Es tropft vom Himmel – das Rätsel um den Sternenrotz
Es ist ein unappetitlicher Anblick. Manche haben das Gebilde als gefrorenen Schleimmeteoriten bezeichnet, andere als Exkrement von Sternen, als prästellare Molekülwolke oder als vom Boden ausgestossene Fettsubstanz. Auch Verschwörungstheoretiker fanden schon verschiedene gute Erklärungen dafür. Es geht um das Phänomen des Sternenrotzes.
Jeden Frühling gehen bei info fauna Meldungen erstaunter Bürger*innen ein, die beim Spazieren auf ein gallertartiges Gebilde getroffen sind, das sie keiner Herkunft zuordnen können. Es sind kleine oder grössere schleimige Haufen, teils weisslich oder gelblich, oft transparent. Manche dieser Schleimklumpen liegen im offenen Gelände am Boden, manche kleben an Zweigen von Bäumen. Häufig werden sie während Regenschauern oder kurz danach entdeckt.
Über die Herkunft der geheimnisvollen Substanz wird seit Jahrhunderten überall auf der Welt gerätselt, wobei der himmlische Ursprung lange Zeit als beste Lösung galt. Heute weiss man ein wenig mehr.
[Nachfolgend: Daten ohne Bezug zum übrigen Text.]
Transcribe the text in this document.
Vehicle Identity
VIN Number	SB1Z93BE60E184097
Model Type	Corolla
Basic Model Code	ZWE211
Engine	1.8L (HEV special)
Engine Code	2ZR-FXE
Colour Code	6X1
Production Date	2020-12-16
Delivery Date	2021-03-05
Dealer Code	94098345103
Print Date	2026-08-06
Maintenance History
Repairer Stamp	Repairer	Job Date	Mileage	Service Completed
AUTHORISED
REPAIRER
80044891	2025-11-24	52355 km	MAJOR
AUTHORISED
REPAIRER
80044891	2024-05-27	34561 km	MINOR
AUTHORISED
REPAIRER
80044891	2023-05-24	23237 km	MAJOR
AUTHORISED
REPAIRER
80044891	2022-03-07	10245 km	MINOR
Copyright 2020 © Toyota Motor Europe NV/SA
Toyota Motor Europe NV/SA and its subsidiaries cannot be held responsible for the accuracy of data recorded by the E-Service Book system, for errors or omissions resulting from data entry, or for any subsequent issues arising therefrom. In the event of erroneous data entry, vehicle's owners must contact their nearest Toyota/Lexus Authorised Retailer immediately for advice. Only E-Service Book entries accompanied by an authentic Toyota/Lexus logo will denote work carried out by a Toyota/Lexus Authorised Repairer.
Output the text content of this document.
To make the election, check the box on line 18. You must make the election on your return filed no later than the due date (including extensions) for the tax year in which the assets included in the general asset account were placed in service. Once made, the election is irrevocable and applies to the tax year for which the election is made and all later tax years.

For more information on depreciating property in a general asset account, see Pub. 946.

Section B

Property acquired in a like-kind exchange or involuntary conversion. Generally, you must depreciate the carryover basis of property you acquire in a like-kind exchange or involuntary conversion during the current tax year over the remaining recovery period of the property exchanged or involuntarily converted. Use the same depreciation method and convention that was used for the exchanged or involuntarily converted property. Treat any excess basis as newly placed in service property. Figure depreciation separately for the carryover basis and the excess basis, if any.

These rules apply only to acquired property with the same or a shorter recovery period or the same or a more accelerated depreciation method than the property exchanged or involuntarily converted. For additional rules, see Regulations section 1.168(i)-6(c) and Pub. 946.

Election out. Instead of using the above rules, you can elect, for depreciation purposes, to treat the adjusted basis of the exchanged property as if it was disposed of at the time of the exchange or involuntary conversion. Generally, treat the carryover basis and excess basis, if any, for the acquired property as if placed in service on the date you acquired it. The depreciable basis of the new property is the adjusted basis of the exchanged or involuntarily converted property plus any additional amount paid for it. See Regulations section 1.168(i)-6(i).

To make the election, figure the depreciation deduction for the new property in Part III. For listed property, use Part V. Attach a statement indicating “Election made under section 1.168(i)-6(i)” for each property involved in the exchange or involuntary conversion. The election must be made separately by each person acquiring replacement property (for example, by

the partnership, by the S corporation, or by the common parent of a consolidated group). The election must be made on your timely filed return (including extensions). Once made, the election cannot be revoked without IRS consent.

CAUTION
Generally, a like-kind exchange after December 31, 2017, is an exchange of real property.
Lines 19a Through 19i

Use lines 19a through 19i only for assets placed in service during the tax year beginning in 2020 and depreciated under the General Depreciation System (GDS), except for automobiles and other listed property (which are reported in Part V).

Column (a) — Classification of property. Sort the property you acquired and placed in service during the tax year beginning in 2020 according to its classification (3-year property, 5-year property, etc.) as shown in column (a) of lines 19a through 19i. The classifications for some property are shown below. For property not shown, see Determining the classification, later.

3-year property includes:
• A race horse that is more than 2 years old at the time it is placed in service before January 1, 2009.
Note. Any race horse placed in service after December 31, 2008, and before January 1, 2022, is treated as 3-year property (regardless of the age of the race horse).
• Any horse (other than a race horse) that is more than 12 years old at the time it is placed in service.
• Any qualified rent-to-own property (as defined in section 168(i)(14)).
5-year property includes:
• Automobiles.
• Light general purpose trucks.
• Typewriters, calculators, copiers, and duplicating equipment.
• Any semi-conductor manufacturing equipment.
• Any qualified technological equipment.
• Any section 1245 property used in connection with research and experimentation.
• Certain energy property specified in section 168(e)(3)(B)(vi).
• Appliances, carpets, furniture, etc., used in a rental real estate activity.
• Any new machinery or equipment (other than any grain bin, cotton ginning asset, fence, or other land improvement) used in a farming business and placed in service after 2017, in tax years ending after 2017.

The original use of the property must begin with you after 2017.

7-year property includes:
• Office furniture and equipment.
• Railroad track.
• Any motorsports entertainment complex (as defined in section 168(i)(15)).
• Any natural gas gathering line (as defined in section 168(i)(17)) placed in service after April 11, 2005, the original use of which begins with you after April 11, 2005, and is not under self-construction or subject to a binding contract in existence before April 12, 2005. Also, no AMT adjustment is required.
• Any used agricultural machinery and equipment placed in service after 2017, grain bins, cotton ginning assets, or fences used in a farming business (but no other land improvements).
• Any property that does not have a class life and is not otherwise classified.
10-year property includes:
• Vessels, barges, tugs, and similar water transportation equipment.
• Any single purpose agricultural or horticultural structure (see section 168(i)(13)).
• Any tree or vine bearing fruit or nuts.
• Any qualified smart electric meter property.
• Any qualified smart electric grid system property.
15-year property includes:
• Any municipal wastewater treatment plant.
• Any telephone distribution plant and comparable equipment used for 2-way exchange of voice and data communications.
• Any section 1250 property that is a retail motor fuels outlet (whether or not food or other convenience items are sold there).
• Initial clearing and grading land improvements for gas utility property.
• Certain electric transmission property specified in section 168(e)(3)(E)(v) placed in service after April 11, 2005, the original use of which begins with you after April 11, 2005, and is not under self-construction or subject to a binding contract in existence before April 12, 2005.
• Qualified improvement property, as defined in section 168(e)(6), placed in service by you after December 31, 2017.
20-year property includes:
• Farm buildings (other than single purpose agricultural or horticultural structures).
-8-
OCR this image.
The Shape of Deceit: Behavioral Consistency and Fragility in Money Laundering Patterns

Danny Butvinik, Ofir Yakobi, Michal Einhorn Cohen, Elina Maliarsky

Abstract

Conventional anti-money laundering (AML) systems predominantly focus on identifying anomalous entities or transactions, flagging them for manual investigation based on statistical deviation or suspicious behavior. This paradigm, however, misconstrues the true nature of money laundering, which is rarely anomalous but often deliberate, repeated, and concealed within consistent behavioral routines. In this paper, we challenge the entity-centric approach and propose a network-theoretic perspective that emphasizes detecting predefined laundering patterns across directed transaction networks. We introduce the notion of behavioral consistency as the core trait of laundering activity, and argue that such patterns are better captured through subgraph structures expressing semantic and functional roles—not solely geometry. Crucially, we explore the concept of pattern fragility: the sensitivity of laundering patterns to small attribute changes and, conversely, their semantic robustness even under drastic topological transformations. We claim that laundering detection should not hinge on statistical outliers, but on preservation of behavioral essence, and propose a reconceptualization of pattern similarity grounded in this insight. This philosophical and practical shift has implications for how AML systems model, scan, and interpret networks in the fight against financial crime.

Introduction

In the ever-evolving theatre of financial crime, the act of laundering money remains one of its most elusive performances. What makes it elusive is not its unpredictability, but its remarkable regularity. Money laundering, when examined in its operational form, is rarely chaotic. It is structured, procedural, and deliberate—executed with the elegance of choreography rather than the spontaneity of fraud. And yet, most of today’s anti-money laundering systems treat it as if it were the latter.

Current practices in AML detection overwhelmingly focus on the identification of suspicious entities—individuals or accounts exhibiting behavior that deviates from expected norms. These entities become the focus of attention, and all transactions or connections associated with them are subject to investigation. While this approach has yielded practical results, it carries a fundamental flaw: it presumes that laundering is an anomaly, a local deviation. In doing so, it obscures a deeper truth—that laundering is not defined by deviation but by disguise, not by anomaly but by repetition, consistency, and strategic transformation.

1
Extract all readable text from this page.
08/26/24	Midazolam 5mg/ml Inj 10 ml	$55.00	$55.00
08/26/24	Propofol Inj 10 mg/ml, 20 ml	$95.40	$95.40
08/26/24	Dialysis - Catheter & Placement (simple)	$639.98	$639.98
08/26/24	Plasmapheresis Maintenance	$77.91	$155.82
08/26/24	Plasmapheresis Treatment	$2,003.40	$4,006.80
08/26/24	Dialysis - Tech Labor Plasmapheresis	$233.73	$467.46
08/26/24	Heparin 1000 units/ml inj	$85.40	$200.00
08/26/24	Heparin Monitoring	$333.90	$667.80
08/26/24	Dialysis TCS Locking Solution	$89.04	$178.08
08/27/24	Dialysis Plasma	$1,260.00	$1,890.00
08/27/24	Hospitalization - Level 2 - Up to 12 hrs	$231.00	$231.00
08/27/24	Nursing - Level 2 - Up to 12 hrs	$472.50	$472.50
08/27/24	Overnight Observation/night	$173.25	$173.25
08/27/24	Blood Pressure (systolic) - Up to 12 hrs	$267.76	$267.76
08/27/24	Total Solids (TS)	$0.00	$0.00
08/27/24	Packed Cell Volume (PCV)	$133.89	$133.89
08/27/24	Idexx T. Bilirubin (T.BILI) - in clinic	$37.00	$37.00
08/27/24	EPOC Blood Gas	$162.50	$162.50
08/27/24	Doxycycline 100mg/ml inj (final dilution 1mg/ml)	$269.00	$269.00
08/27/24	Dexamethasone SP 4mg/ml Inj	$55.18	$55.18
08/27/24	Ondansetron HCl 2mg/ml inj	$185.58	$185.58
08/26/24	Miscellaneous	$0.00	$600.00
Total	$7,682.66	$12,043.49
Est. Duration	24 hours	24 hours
Vor allem dies: Dass es sich nicht bei jedem gefundenen Sternenrotz um dieselbe Herkunft handelt.
Ein paar Erklärungsversuche
Froschlaich
äufig handelt es sich bei Sternenrotz um Gallertstücke von Froschlaich, der von Reihern, Krähen oder Greifvögeln verschmäht oder schlecht verdaut wird.
Eine Möglichkeit ist, dass die Vögel den Laich fressen; die Eier werden während des Verdauungsvorgangs zerstört, nur die Gallerte bleibt zurück und wird von den Vögeln wieder ausgewürgt. Noch makabrer: Manchmal picken Vögel die Bauchhöhle eines Frosch- oder Krötenweibchens auf, das noch nicht abgelaicht hat; zu diesem Zeitpunkt sind Eier und Gallerte noch getrennt. Die Gallerte tritt deshalb ohne Eier aus der Bauchhöhle und quillt in der feuchten Umgebung auf. Manchmal liegen die schwarzen Eier direkt neben dem schleimigen Häuflein. Auch Teile von Eileitern oder Eierstöcken von Amphibien werden so zuweilen freigelegt.
(Schleim-)Pilze und Cyanobakterien
In anderen Fällen dürfte Sternenrotz – englisch «star jelly» - auf Schleimpilze zurückzuführen sein. Die Echten Schleimpilze sind seltsame Wesen, die aus einer einzigen vielkernigen Riesenzelle bestehen und rasch wachsen, bis sie zur Vermehrung ihre Sporen abgeben. Während ihres Lebenszyklus durchlaufen sie mehrere Stadien, die äusserlich komplett unterschiedlich aussehen. Während der Wachstumsphase sind sie ein schleimiges Gebilde, das in der Suche nach Nahrung amoebenartig herumkriecht. Sobald sie sich vermehren möchten, trocknen sie aus und metamorphisieren zu pilzähnlichen Strukturen. Viele Schleimpilze gedeihen auf feuchter Rinde, was Funde von Sternenrotz an Bäumen erklären könnte.
Wohl ebenso häufig für Sternenrotz gehalten werden Echte Pilze der Gattung Drüslinge (Exidia sp.), die besonders im Winter auftreten.
Und in manchen Fällen ist die wabbelige Substanz das Produkt einer Gattung von Cyanobakterien, Nostoc genannt. Die Bakterien ziehen ein Netz von Fäden über den Boden, die nach Kontakt mit Regen zu einer gallertartigen Masse aufquellen. Naturforscher beschrieben das Phänomen bereits im 16. Jahrhundert und nannten die nach dem Regen erscheinenden Klumpen «Sterngeschütz».
Fazit: Sternenrotz ist nicht gleich Sternenrotz. Die Schleimgebilde unterscheiden sich in Farbe, Struktur und je nach Auffindungsort und sind entsprechend unterschiedlichen Ursprungs. Nicht unerwähnt bleiben soll der Schleimpilz Enteridium lycoperdon, der ebenfalls in die Kategorie Sternenrotz fällt. Er wird von der Bevölkerung im mexikanischen Bundesstaat Veracruz poetisch «caca de luna» genannt.